Na defesa de uma causa, sobretudo naquelas mais difíceis ou impopulares, o criminalista, como afirmou o grande advogado Sobral Pinto, precisa muitas vezes “ser veemente, apaixonado, causticante”. E assim o foi Mestre Sobral, entrando para a história da advocacia, ao invocar em favor de seu cliente Luiz Carlos Prestes, líder da intentona comunista preso e torturado durante a ditadura getulista, depois de recusados todos os seus pleitos e recursos, a Lei de Proteção aos Animais...

Por isso mesmo, como diz Rafael de Almeida Magalhães, “o advogado precisa da mais ampla liberdade de expressão para bem desempenhar o seu mandato. Os excessos de linguagem que porventura cometa na paixão do debate, lhe devem ser relevados”.

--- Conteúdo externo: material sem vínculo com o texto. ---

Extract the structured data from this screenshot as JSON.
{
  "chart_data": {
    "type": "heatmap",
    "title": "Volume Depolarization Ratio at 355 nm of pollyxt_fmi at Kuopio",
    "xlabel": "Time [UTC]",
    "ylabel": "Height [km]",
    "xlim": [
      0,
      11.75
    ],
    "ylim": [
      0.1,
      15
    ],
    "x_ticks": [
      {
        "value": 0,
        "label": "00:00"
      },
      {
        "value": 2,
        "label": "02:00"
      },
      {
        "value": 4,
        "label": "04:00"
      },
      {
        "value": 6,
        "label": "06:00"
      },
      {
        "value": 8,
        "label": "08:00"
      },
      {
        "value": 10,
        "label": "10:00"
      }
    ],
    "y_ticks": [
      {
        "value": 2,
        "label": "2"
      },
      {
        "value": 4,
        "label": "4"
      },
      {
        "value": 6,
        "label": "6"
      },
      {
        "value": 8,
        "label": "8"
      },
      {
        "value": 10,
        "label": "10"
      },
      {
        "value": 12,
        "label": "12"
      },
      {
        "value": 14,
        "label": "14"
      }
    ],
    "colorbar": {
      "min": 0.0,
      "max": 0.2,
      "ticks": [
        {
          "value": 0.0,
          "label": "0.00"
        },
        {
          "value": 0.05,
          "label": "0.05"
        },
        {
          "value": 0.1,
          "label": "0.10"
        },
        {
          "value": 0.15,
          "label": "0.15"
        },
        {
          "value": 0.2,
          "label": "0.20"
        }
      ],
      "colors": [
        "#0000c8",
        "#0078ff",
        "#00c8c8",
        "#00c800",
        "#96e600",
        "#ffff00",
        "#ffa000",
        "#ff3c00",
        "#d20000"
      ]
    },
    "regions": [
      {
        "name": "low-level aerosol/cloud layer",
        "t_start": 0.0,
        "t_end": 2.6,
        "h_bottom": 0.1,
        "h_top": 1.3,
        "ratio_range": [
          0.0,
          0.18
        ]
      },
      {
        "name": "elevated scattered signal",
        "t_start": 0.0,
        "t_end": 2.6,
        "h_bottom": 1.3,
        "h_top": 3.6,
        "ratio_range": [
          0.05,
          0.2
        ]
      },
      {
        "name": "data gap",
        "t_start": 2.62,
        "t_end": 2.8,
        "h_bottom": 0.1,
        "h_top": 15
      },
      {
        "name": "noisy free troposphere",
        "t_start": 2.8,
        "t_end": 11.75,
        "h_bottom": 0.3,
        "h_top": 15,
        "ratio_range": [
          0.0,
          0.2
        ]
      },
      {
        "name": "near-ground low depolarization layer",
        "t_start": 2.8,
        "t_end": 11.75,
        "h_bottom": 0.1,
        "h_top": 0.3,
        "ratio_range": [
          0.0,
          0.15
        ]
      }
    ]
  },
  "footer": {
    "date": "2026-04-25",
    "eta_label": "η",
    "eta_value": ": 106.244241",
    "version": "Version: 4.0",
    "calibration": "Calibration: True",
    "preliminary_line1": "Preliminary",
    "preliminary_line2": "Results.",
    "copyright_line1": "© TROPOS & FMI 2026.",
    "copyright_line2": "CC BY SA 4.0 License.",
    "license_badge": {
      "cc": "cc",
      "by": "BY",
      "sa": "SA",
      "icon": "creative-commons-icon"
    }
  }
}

Mas quem melhor sintetizou a beleza da advocacia criminal e a imprescindibilidade da atuação do criminalista, foi o notável presidente do Supremo Tribunal Federal, ministro Ribeiro da Costa, corajoso defensor da democracia durante a ditadura militar, que, em histórico acórdão, escreveu: “Só uma luz nesta sombra, nesta treva, brilha intensa no seio dos autos. É a voz da defesa, a palavra candente do advogado, a sua lógica, a sua dedicação, o seu cabedal de estudo, de análise e de dialética. Onde for ausente a sua palavra, não haverá justiça, nem lei, nem liberdade, nem honra, nem vida...”

Roberto Delmanto é advogado criminalista formado pela Faculdade de Direito da USP, foi membro do Conselho de Política Criminal e Penitenciária do Estado de São Paulo e do Ilanud (Instituto Latino Americano das Nações Unidas para a Prevenção do Delito e o Tratamento do Delinqüente). É co-autor do “Código Penal Comentado” e das “Leis Penais Especiais Comentadas”, e autor dos livros de crônicas “Causos Criminais” e “Momentos de Paraíso - memórias de um criminalista”, todos pela Editora Renovar.


Estado do Paraná, Caderno Direito e Justiça, 06/04/2008.